Even worse, Cardin hasn’t got a clue as to what competition means. Health insurers already face competition within their own markets. Anyone who has worked in a human-resources office knows that insurers conduct expensive marketing campaigns to woo employers into offering their plans as an option for employees. For those who are self-employed, the market has a number of insurance providers vying for business, although allowing insurers to compete across state lines would give consumers a much broader range of choices.

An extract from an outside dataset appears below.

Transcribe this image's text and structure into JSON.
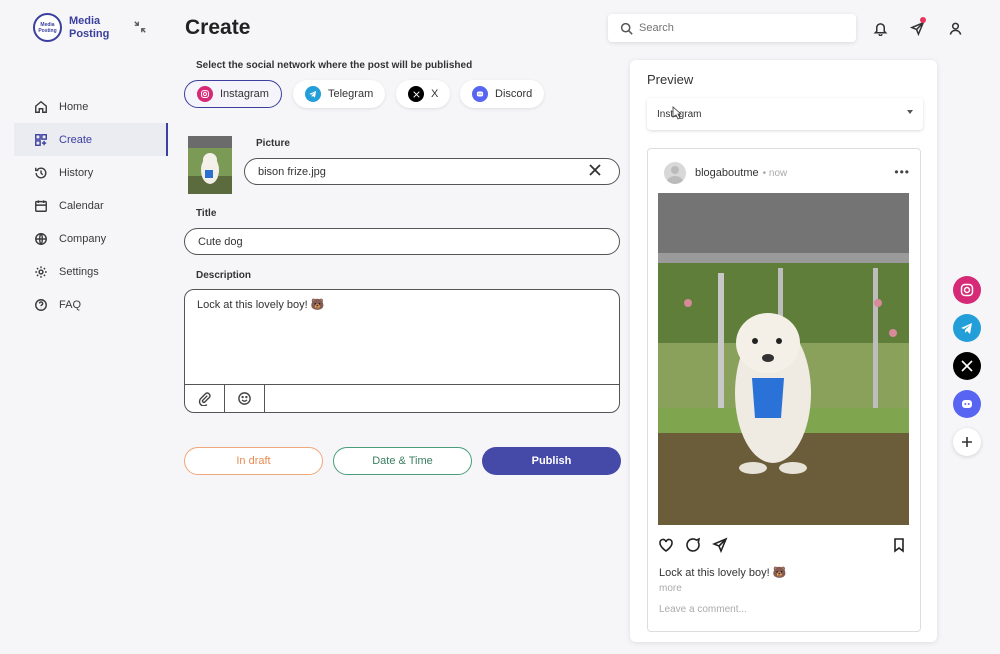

Government does not provide competition; it provides regulation. The private market provides competition. Cardin somehow casts the entire private market as some sort of monopoly, when in truth what lack of choice exists in this market springs from already-extant government action. When government “competes” with a private industry, it destroys it through the hiding of administrative costs and subsidies that protect waste and inefficiencies.
The basic difference isn’t between those who want competition and those who want deregulation, which by the way are not mutually-exclusive positions anyway. It’s between those who think the Post Office and the DMV make good models for health-care delivery, and the rest of the country who have experienced the efficiency of the Post Office and the DMV.
Update: Jazz Shaw points out that the reporter uses “nonplussed” when he should have used “stoic.” Nonplussed means perplexed or bewildered, not calm and collected. However, it’s clear that the concepts of competition and regulation have Cardin nonplussed.